Perché i gatti si leccano tra loro? Uno studio spiega quando è affetto e quando il significato può essere diverso.

20 Luglio 2026 di Andrea Comini

Quando due gatti si leccano a vicenda siamo portati a pensare che sia un gesto di affetto. Un nuovo studio rivela però che la realtà è più complessa: in alcuni casi quel comportamento può comparire anche durante piccole tensioni sociali.

Chi vive con più gatti conosce bene questa scena: uno inizia a leccare delicatamente la testa o le orecchie dell’altro e tutto sembra trasmettere armonia. Nella maggior parte dei casi è davvero così, ma non sempre. Secondo una ricerca pubblicata di recente sulla rivista Applied Animal Behaviour Science, la pulizia reciproca tra gatti può assumere significati diversi a seconda del contesto in cui avviene.

Un gesto con più significati

Gli studiosi dell’Università di Gand hanno osservato decine di gatti che vivevano insieme nelle abitazioni dei proprietari, analizzando non solo il momento del leccamento, ma anche ciò che accadeva prima e dopo.

È emerso che il cosiddetto allogrooming, cioè la pulizia reciproca, può effettivamente rafforzare il rapporto tra due gatti, ma può comparire anche quando tra loro esiste una lieve tensione. In altre parole, non basta vedere un gatto che ne lecca un altro per concludere che si tratti sempre di una dimostrazione d’affetto.

Quando è davvero un gesto di amicizia

Se i due gatti sono rilassati, restano vicini anche dopo il leccamento e nessuno cerca di sottrarsi al contatto, è molto probabile che il comportamento abbia una funzione affiliativa, cioè contribuisca a mantenere un buon rapporto.

Spesso, infatti, il leccamento interessa testa, collo e orecchie, zone che il gatto fatica a pulire da solo. In queste situazioni i due mici appaiono tranquilli, condividono lo spazio e possono persino continuare a riposare o a giocare insieme una volta terminata la pulizia.

Quando può indicare una piccola tensione

Ma i ricercatori hanno osservato anche situazioni differenti. In alcuni casi il gatto che riceveva il leccamento mostrava segnali di disagio: ritraeva la testa, appiattiva le orecchie, irrigidiva il corpo o cercava di allontanarsi. Talvolta l’interazione terminava con una zampata o con un breve inseguimento.
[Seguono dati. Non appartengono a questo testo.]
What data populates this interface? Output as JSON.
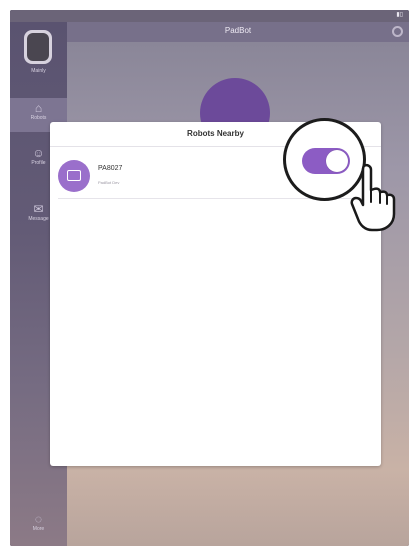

Questo non significa che il gatto stia necessariamente cercando di “dominare” il compagno. Lo studio non consente di stabilire con certezza quale sia l’intenzione degli animali, ma dimostra che lo stesso comportamento può comparire anche durante momenti di lieve conflittualità o contribuire a stemperare una situazione di tensione.

Come interpretarlo correttamente

La conclusione più importante della ricerca è che il significato del leccamento non può essere interpretato isolando un singolo gesto. Occorre osservare il linguaggio del corpo di entrambi i gatti.
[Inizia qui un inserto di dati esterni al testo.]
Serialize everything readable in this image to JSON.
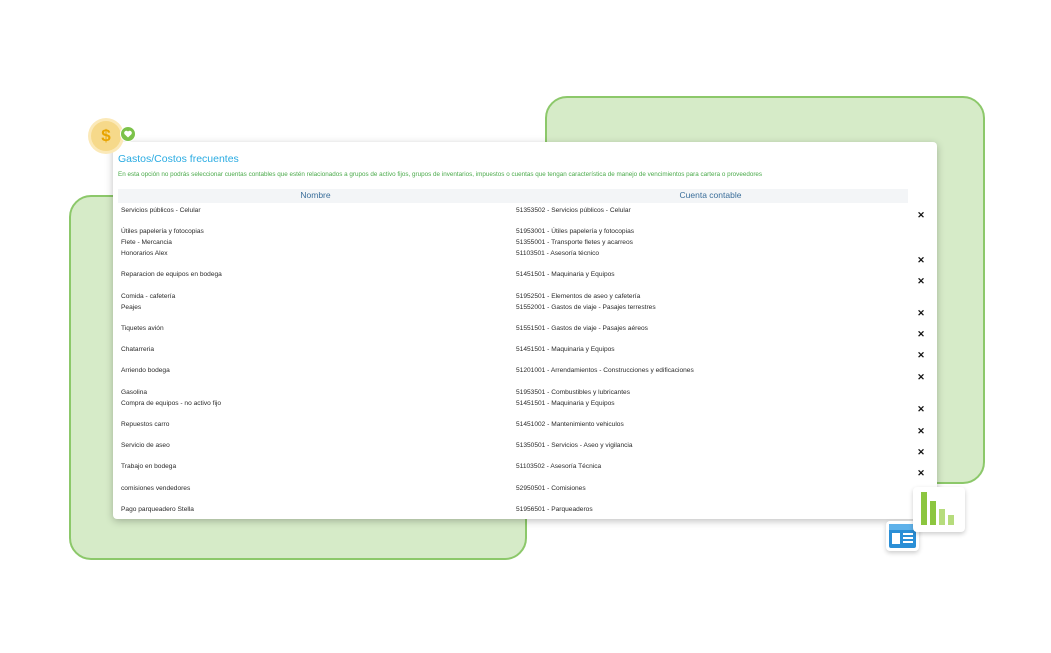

Se sono rilassati, mantengono posture rilassate e continuano a stare insieme, il comportamento è probabilmente un segnale di buona relazione. Se invece uno dei due appare rigido, cerca di sottrarsi o subito dopo compaiono zampate, morsi o inseguimenti, è possibile che il leccamento faccia parte di un’interazione conflittuale.

Una breve discussione, comunque, non significa necessariamente che i due gatti convivano male. Anche gli animali che hanno un ottimo rapporto possono avere piccoli contrasti, soprattutto quando desiderano la stessa cuccia, un punto panoramico o un’altra risorsa particolarmente ambita.